ホーム > ニュース

やってきた食糧危機

1975年9月11日、当時私が勤めていた大阪クリスチャン・センターに於いて「複合汚染・講演と座談の時」という講演会を開催しました。講師はそのころ朝日新聞に連載されていた、有吉佐和子さんの小説「複合汚染」に取り上げられていた、奈良県五條市の医師、梁瀬義亮先生と愛農会創設者の小谷純一先生でした。梁瀬先生は講演の中で「人類は一度水の洪水で滅んだ歴史がある。ところが今は水の洪水ではなく、毒の洪水で滅びようとしている。この洪水から逃れるために第二のノアの箱舟を作っていただきたい」。と語られました。小谷先生は「遠からず食糧危機が来る。その第1は質的危機、農作物が農薬や化学肥料などで汚染され、安全性が脅かされている。第2は量的危機、人口が爆発的に増え、食料不足から餓死者が出る。第3は人的危機、農業従事者が減り食糧生産ができなくなる」。というものでした。あれから44年経った現在、もう一つの食糧危機が迫ってきました。第4の食糧危機とでもいうべき気象災害です。

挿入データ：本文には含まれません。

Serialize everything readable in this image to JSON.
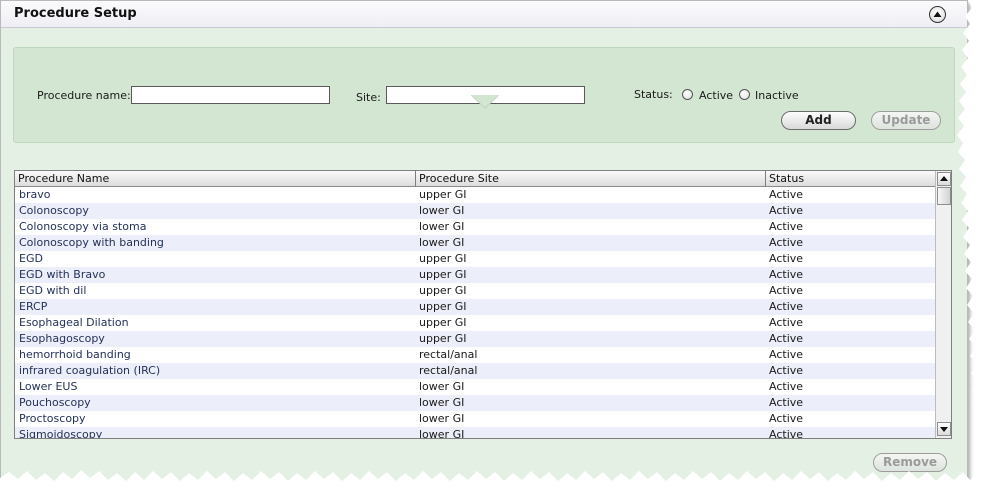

わが国では毎年のように台風や大雨によって、山々が崩れ河川が氾濫し洪水に見舞われ、多くの人命が失われ、農地も土砂にうずもれ農業ができなくなっています。今年の大雨による農業被害は一千億円を超えたと言われています。世界的に見ても大干ばつや山火事、大洪水と自然災害は世界各国で発生しています。
 
我が国の食料自給率は40%を割り、自国だけでは国民の生命を守ることが出来なくなっています。この上、食料輸入の相手国に災害が発生すれば、食料の調達が出来なくなります。世界の食糧備蓄は50日分くらいと以前は言われていました。今は何日分の備蓄がされているのでしょうか、わが国では米の減反政策がとられ、米の生産量は減ってきています。自然災害、獣害による農業被害、後継者不足、大きな原因は農業で生計が立てにくいことです。私が子供のころ農家は5反の田んぼがあれば生計が立っていました。農作業以外に山仕事や土方仕事などやって現金収入があり、十分暮らせていました。ところが今はどうでしょう。農業には金がかかりすぎます。トラクター、コンバインなど米つくりになくてはならない、籾摺り機、乾燥機など、農業機械はとても高価なものになっていて、農業収入で機械を購入するのは困難です。農作物の価格が安すぎます。この上海外から安い農産物が輸入されると太刀打ちできません。消費者の皆様も懐具合と相談して安い方へ流れるのが多いのではないでしょうか、今や、確実に食糧危機がそこまで迫って来ています。自ら守ることも考えなければなりません。少しでも空いた土地があればたとえ葱の1本でも植えていく、プランターで菜っ葉でも育ててみるとか、小さいことから実行してみることです。大きなことは出来なくても、小さいことの積み重ねが大事だと思います。貴方はこの食糧危機にどう立ち向かいますか。
 

カブトムシは従業員?

有機農法には堆肥は重要な資材です。4年前に樹木を選定した枝のチップを頂きました。180cm×360cmの囲いの中の約半分くらいの中に、150cmほどの高さまで米糠150㎏を混ぜ合わせて積み上げました。その後カブトムシが大量に発生しました。切り返しの時スコップですくうと10匹くらいいました。全体では1000匹を超すのではないかと思うほどの数です。毎年野菜の苗を移植したとき株元に少量ずつ置いていますが、今年はその堆肥には樹木の固形物はなくなり、よく見るとカブトムシが食べて糞になったものでした。カブトムシが木くずをかみ砕いて食べてその結果素晴らしい堆肥になっていたのです。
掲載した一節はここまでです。